The district now only operates two schools, Yakov E. Netsvetov School in Atka and the Nikolski School.

The Nikolski School was constructed in 1939 by the Bureau of Indian Affairs. Schools in rural Alaska must have at least 10 students to retain funding from the state. For the 2009–2010 school year, however, Nikolski School had only nine students. This threatened the school's existence, and it closed after the conclusion of the 2009–2010 school year. The school reopened in 2024.

Adak was served by the Adak Region School District until it closed in June 1996. The ARSD later opened a school in Adak, and it closed on June 30, 2023 due to failing to meet the threshold number of students.

The district previously operated schools in Akutan, Cold Bay, False Pass, Nelson Lagoon, Sand Point, and Squaw Harbor. Several of these areas are now a part of the Aleutians East Borough School District.

==Demographics==

In 2014 the Adak School had 25 students.

In 1999 the district had 50 students in three schools.

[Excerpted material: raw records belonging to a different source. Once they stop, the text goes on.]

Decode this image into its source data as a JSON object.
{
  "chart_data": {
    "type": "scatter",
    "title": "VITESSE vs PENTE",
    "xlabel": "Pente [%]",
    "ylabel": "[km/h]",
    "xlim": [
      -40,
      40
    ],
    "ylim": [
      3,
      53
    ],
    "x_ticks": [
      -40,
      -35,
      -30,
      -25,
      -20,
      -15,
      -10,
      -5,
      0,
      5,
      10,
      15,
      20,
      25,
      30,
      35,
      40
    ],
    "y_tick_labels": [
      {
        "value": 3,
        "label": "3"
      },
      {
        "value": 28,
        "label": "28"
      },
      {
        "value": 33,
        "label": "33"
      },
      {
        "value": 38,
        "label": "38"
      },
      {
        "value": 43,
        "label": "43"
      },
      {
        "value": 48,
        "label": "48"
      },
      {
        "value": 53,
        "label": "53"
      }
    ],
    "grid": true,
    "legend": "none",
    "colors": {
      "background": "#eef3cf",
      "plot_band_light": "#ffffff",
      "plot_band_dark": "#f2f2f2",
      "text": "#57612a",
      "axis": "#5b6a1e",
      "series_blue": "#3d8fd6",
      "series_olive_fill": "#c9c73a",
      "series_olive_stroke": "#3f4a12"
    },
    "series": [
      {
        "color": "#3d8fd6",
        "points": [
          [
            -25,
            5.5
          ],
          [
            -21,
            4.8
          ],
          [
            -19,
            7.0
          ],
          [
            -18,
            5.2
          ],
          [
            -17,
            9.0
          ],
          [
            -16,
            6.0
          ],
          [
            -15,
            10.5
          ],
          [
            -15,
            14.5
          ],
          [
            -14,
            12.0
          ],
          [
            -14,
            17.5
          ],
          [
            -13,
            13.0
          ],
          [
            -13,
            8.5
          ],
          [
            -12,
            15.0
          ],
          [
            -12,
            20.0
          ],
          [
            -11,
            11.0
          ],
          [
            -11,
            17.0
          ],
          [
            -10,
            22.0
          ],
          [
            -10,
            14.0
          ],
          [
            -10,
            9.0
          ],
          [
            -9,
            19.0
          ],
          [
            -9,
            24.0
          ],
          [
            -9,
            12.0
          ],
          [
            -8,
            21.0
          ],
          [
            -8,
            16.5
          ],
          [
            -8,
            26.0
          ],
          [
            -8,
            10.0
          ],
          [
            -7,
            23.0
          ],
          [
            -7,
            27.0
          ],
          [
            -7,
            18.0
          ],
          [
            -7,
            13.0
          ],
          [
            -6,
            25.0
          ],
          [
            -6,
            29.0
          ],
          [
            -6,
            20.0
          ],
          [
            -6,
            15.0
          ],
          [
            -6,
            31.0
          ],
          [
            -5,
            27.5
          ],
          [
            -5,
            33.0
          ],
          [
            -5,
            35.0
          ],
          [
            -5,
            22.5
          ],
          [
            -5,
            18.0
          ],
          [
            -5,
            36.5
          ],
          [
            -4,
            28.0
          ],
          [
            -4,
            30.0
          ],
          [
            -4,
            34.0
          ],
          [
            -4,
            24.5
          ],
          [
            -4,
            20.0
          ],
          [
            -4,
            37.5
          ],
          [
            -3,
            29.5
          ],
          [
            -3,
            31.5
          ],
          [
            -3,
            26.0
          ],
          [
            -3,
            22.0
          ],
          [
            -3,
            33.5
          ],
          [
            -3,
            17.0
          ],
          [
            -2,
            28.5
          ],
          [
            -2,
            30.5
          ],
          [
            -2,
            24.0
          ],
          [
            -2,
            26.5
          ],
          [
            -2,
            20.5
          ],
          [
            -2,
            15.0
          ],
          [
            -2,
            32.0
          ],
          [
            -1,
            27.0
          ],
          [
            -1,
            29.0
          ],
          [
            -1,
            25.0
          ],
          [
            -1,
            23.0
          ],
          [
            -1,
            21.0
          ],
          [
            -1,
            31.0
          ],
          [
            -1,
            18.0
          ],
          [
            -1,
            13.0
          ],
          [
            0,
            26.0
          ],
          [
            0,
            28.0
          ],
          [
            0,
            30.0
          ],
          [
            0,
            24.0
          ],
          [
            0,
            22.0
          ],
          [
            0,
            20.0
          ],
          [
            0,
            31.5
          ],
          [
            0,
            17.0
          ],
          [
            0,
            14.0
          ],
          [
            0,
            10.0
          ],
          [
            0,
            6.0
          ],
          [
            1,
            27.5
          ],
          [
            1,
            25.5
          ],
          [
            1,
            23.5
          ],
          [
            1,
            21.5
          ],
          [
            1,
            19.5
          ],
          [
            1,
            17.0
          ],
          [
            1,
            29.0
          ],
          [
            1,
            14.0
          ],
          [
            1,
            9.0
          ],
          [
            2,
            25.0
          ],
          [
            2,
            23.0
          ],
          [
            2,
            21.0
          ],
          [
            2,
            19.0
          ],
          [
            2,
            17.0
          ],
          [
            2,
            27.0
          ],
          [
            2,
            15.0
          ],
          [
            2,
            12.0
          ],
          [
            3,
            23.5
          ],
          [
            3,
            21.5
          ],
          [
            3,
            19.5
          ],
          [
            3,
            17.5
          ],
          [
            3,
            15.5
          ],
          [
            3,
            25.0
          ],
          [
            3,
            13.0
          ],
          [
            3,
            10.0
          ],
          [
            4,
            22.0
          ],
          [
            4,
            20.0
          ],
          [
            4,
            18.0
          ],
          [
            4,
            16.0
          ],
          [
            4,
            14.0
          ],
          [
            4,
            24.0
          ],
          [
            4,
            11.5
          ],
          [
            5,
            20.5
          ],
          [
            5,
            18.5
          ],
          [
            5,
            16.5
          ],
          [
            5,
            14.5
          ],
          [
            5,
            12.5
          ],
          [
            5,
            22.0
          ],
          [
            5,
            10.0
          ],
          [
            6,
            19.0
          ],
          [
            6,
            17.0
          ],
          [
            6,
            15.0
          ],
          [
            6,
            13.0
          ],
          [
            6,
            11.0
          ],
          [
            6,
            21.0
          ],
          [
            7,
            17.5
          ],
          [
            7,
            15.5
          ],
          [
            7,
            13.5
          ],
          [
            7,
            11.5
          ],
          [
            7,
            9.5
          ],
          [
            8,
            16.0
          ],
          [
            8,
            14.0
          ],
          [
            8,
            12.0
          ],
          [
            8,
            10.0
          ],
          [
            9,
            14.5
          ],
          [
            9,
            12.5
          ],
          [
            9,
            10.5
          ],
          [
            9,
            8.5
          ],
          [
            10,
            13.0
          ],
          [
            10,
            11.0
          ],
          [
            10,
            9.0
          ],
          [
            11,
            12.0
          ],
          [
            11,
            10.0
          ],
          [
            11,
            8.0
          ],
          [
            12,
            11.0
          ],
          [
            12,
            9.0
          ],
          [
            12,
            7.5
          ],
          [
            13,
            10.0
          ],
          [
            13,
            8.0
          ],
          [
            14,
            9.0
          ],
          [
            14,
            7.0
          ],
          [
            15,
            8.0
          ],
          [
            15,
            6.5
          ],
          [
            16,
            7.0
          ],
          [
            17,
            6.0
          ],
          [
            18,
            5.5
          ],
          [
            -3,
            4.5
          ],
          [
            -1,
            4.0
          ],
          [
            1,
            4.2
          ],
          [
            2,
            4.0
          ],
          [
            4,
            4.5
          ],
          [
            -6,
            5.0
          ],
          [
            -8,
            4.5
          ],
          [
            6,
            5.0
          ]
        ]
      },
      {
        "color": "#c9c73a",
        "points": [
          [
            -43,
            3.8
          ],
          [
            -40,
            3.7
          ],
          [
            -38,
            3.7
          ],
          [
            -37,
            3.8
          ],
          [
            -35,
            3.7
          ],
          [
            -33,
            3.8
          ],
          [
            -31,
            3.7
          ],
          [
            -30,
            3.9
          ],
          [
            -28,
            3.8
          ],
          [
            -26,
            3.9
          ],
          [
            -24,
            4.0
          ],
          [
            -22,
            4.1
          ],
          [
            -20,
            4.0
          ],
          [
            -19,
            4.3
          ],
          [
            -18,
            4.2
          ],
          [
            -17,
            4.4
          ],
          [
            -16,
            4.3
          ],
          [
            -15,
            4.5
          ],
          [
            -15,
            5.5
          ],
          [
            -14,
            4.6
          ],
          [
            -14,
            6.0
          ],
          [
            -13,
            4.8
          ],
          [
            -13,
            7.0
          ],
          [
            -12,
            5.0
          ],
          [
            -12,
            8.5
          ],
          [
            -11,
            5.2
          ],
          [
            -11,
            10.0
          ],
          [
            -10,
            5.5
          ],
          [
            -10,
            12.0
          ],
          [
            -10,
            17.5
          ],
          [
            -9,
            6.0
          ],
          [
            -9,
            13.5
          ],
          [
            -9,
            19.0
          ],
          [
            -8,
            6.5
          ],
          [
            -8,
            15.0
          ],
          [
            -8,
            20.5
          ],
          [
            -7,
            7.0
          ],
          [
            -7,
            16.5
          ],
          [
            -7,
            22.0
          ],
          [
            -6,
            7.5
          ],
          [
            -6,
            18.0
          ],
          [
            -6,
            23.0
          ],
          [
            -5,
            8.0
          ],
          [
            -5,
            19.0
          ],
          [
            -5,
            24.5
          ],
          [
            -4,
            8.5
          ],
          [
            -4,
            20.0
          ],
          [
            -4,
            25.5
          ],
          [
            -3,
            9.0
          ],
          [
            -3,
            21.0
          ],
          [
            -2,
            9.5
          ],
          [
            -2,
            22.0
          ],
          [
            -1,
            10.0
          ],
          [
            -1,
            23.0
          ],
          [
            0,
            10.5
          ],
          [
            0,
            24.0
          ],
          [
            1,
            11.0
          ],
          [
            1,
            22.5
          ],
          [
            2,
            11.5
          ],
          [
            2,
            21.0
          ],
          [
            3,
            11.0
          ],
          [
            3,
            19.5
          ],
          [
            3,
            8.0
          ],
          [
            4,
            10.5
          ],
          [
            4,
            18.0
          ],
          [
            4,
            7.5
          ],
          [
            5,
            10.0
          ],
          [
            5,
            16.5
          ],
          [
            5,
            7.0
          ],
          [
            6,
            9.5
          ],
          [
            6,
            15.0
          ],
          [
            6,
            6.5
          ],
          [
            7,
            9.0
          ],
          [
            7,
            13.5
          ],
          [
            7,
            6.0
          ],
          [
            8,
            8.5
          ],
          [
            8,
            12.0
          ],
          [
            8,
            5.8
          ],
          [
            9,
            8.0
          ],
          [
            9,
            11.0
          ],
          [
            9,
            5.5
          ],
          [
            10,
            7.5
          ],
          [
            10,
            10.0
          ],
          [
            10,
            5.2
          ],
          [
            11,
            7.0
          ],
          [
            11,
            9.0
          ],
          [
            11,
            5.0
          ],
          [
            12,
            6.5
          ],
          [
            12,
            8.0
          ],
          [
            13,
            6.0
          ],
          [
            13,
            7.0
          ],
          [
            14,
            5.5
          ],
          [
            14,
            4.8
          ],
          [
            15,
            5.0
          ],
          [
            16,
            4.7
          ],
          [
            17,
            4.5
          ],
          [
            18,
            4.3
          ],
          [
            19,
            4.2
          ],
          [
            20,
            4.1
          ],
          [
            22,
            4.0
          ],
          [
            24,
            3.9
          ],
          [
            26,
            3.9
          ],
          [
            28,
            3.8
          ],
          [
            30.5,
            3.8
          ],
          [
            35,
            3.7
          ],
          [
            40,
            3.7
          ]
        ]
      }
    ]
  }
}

Circa October 1978 the district had 252 students. At the time the Akutan School had 12 students, the Atka School had 22 students, the Cold Bay school had 37 students, the False Pass school had 8 students, the Nelson Lagoon school had 18 students, the Nikolski school had 15 students, the Sand Point school had 136 students, and the Squaw Valley School had 4 students.

Circa October 1978 the district had three teachers/specialists who rotated through very rural islands. That year Sand Point school itself had 13 teachers. There were two teachers each at the schools in Atka, Cold Bay, and Nelson Lagoon. The others each had a single teacher.